The law schools are exploring their options in case the court decides against them, Greenfield said. If the justices were to decide in the government’s favor based on facts rather than principles alone, then FAIR could still go to court to contest facts that the government raised in its argument. Specifically, the Office of the Solicitor General said last month that it supported the universities’ right to protest the military recruiters as long as the protests did not infringe on the recruiters’ activities.

Greenfield said the government’s statement in court misrepresented its attitude toward protests in the past. If the court rules against FAIR, then law schools may organize large demonstrations to test the administration’s claim.

“The actual history of the case is that protest is one of the things that gets law schools put on the Department of Defense’s list,” Greenfield said. “If we end up losing, as most reporters seem to think we will, then a lot of law schools will take the Solicitor General at his word and start protesting more than they have been.”

But Moller said the law schools’ intended approach could do more harm than good. Law schools currently engage in harmless and symbolic forms of protest, he said, such as placing recruiters in a library instead of a school career center. The schools will begin teaching the wrong lesson if they instead organize large rallies to jeer at recruiting candidates, he said.
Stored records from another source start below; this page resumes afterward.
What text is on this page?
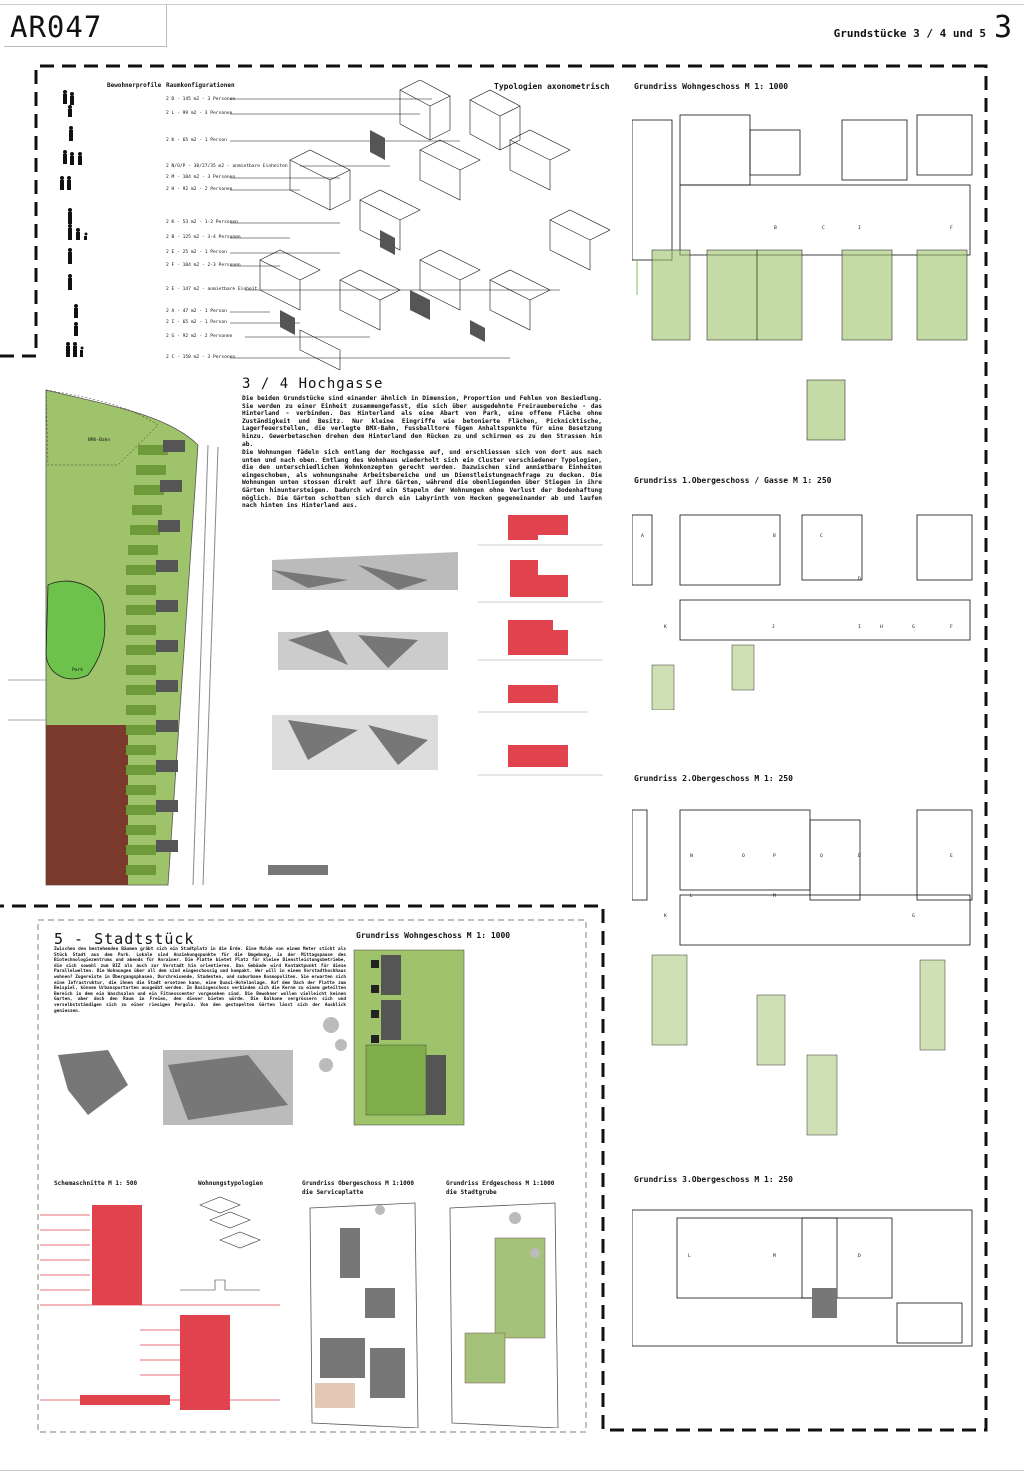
AR047	Grundstücke 3 / 4 und 5 3
Bewohnerprofile Raumkonfigurationen	Typologien axonometrisch
2 D - 145 m2 - 3 Personen
2 L - 99 m2 - 3 Personen
2 K - 65 m2 - 1 Person
2 N/O/P - 38/27/35 m2 - anmietbare Einheiten
2 M - 104 m2 - 3 Personen
2 H - 92 m2 - 2 Personen
2 K - 53 m2 - 1-2 Personen
2 B - 125 m2 - 3-4 Personen
2 E - 25 m2 - 1 Person
2 F - 104 m2 - 2-3 Personen
2 E - 147 m2 - anmietbare Einheit
2 A - 47 m2 - 1 Person
2 I - 65 m2 - 1 Person
2 G - 92 m2 - 2 Personen
2 C - 150 m2 - 3 Personen
BMX-Bahn
Park
3 / 4 Hochgasse
Die beiden Grundstücke sind einander ähnlich in Dimension, Proportion und Fehlen von Besiedlung. Sie werden zu einer Einheit zusammengefasst, die sich über ausgedehnte Freiraumbereiche - das Hinterland - verbinden. Das Hinterland als eine Abart von Park, eine offene Fläche ohne Zuständigkeit und Besitz. Nur kleine Eingriffe wie betonierte Flächen, Picknicktische, Lagerfeuerstellen, die verlegte BMX-Bahn, Fussballtore fügen Anhaltspunkte für eine Besetzung hinzu. Gewerbetaschen drehen dem Hinterland den Rücken zu und schirmen es zu den Strassen hin ab.
Die Wohnungen fädeln sich entlang der Hochgasse auf, und erschliessen sich von dort aus nach unten und nach oben. Entlang des Wohnhaus wiederholt sich ein Cluster verschiedener Typologien, die den unterschiedlichen Wohnkonzepten gerecht werden. Dazwischen sind anmietbare Einheiten eingeschoben, als wohnungsnahe Arbeitsbereiche und um Dienstleistungnachfrage zu decken. Die Wohnungen unten stossen direkt auf ihre Gärten, während die obenliegenden über Stiegen in ihre Gärten hinuntersteigen. Dadurch wird ein Stapeln der Wohnungen ohne Verlust der Bodenhaftung möglich. Die Gärten schotten sich durch ein Labyrinth von Hecken gegeneinander ab und laufen nach hinten ins Hinterland aus.
Grundriss Wohngeschoss M 1: 1000
B	C	I	F
Grundriss 1.Obergeschoss / Gasse M 1: 250
A	B	C
D
K	J	I	H	G	F
Grundriss 2.Obergeschoss M 1: 250
N	O	P	Q	D	E
L	M
K	G
Grundriss 3.Obergeschoss M 1: 250
L	M	D
5 - Stadtstück
Zwischen den bestehenden Bäumen gräbt sich ein Stadtplatz in die Erde. Eine Mulde von einem Meter sticht als Stück Stadt aus dem Park. Lokale sind Anziehungspunkte für die Umgebung, in der Mittagspause des Biotechnologiezentrums und abends für Anrainer. Die Platte bietet Platz für kleine Dienstleistungsbetriebe, die sich sowohl zum BIZ als auch zur Vorstadt hin orientieren. Das Gebäude wird Kontaktpunkt für diese Parallelwelten. Die Wohnungen über all dem sind eingeschossig und kompakt. Wer will in einem Vorstadthochhaus wohnen? Zugereiste in Übergangsphasen, Durchreisende, Studenten, und suburbane Kosmopoliten. Sie erwarten sich eine Infrastruktur, die ihnen die Stadt ersetzen kann, eine Quasi-Hotelanlage. Auf dem Dach der Platte zum Beispiel, können Urbansportarten ausgeübt werden. Im Basisgeschoss verbinden sich die Kerne zu einem geteilten Bereich in dem ein Waschsalon und ein Fitnesscenter vorgesehen sind. Die Bewohner wollen vielleicht keinen Garten, aber doch den Raum im Freien, den dieser bieten würde. Die Balkone vergrössern sich und verselbstständigen sich zu einer riesigen Pergola. Von den gestapelten Gärten lässt sich der Ausblick geniessen.
Grundriss Wohngeschoss M 1: 1000
Schemaschnitte M 1: 500	Wohnungstypologien	Grundriss Obergeschoss M 1:1000
die Serviceplatte
Grundriss Erdgeschoss M 1:1000
die Stadtgrube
“[The Solicitor General’s statement] is a much greater incentive for schools to teach lessons that aren’t as gentle and could be counterproductive,” Moller said.

Based on the justices’ questions at the oral hearing, Greenfield said the court’s decision will likely hinge on whether law schools can freely express their opinions on “don’t ask, don’t tell” while simultaneously aiding military recruiters. The Department of Defense has said the schools can cooperate and still get their message across.

“I think a recruiter should be able to recruit on campus, but the law school should be able to stress their opinion towards it as well, so it should be an open dialogue,” said Capt. Ryan Olivieri, who e-mailed a Marine recruitment letter to Yale students Tuesday.

Though some schools have already had to aid recruiters to avoid losing their government grants, Yale’s federal funding is temporarily protected by a district court injunction.